FSA/PN/077/2003
22/07/2003

The FSA today said that it would not introduce a new industry-wide requirement for all regulated firms to undertake a special review of their current customers identity. However, it stressed that this decision does not absolve firms from their existing anti-money laundering responsibilities. Firms must establish and maintain effective systems and controls for countering the risk that their products and services might be used to facilitate money laundering.

In exercising these responsibilities the FSA would expect individual firms to consider the risks posed by existing customers who have not been properly identified and to put in place appropriate measures to mitigate these risks. This might include carrying out a review similar to that being undertaken by the six largest retail banks and others.

The FSA commissioned an independent cost benefit analysis , by PricewaterhouseCoopers, into whether it should introduce a mandatory industry-wide requirement.

Carol Sergeant, Managing Director, said:

"We considered whether to introduce new industry-wide rules on the identification of existing customers. We needed to be satisfied that any new general regulatory obligation would be proportionate to the benefits and would not be detrimental to the industrys competitiveness, nor unduly inconvenience customers. This was a difficult decision but given the findings, across the whole of the regulated sector, of the cost-benefit analysis, we could not be satisfied that a mandatory approach would be justified. "

"The senior management of each firm must satisfy itself that its systems are appropriate for dealing with money-laundering risks arising if they have not identified existing customers adequately. For a number of firms the right approach will be for them to conduct a risk-based review of all or some of their existing customers. We fully support proactive risk-based action by firms that have done this, including the large UK retail banks and many others."

"We take this opportunity to stress to all regulated firms that the need to identify your customer is an existing legal and regulatory obligation and considered by law enforcement agencies and the FSA to be an essential element of anti-money laundering controls."

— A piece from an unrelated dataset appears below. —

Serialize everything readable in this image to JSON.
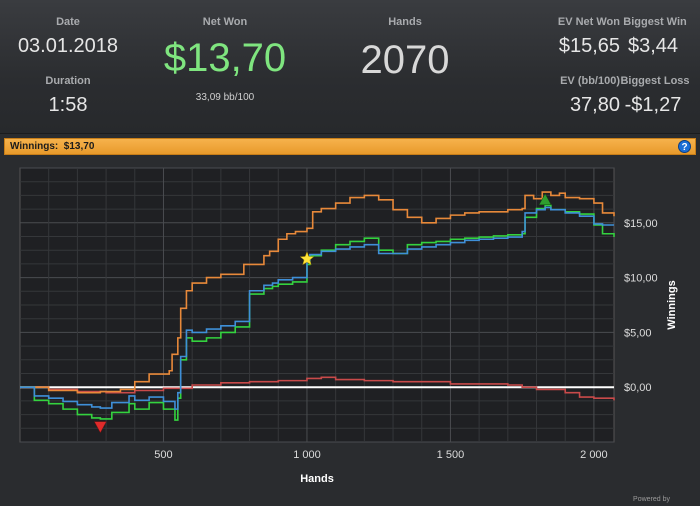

"We are grateful for the co-operation of the financial services industry and law enforcement in considering this issue. The decision shows that we take the principles of good regulation seriously and that cost-benefit analysis plays an important role in our policy making."

Notes for editors

  1. Financial services providers are required to verify the identity of new customers under both the Money Laundering Regulations 1993 and the FSA Money Laundering Sourcebook. Some customers may never have been identified either because they became customers before the Regulations came into force on 1 April 1994 or because a firm did not comply with the requirements in the period before the FSA took over its responsibilities in December 2001.

  2. After lengthy discussions as a group and with the FSA, on 15 July 2002 six banks (Abbey National, Barclays, HBOS, HSBC, Lloyds TSB and RBS) announced that they would reconfirm the identity of their existing customers using a risk-based approach designed to minimise disruption for customers.

  3. Separately, also on 15 July 2002, the FSA indicated that they would consider whether it would be proportionate and effective to introduce new rules or guidance requiring all firms subject to the requirements in the Money Laundering Sourcebook to carry out a review of their existing customers to ensure that they have been properly identified or that the risk of money laundering is minimal.

  4. Since then the FSA has been holding discussions with the industry to consider how a risk-based review might be rolled out to all regulated firms.

  5. In February 2003 the FSA appointed Pricewaterhouse Coopers LLP to carry out a cost benefit analysis on its behalf. Their full report is available via www.fsa.gov.uk/pubs/other/ml_cost-benefit.pdf

  6. The CBA considered two policy options for identification of existing customers. Option A a structured risk-based review by all firms with a fixed completion date and Option B a less prescriptive approach based on general guidance.

  7. As part of our work on Money Laundering, we will be publishing a Discussion Paper on Know Your Customer and Monitoring in late July/early August.

  8. The FSA regulates the financial services industry and has four regulatory objectives under the Financial Services and Markets Act 2000: maintaining market confidence; promoting public understanding of the financial system; the appropriate degree of protection of consumers; and fighting financial crime.

  9. The FSA aims to maintain efficient, orderly and clean financial markets and help retail consumers achieve a fair deal.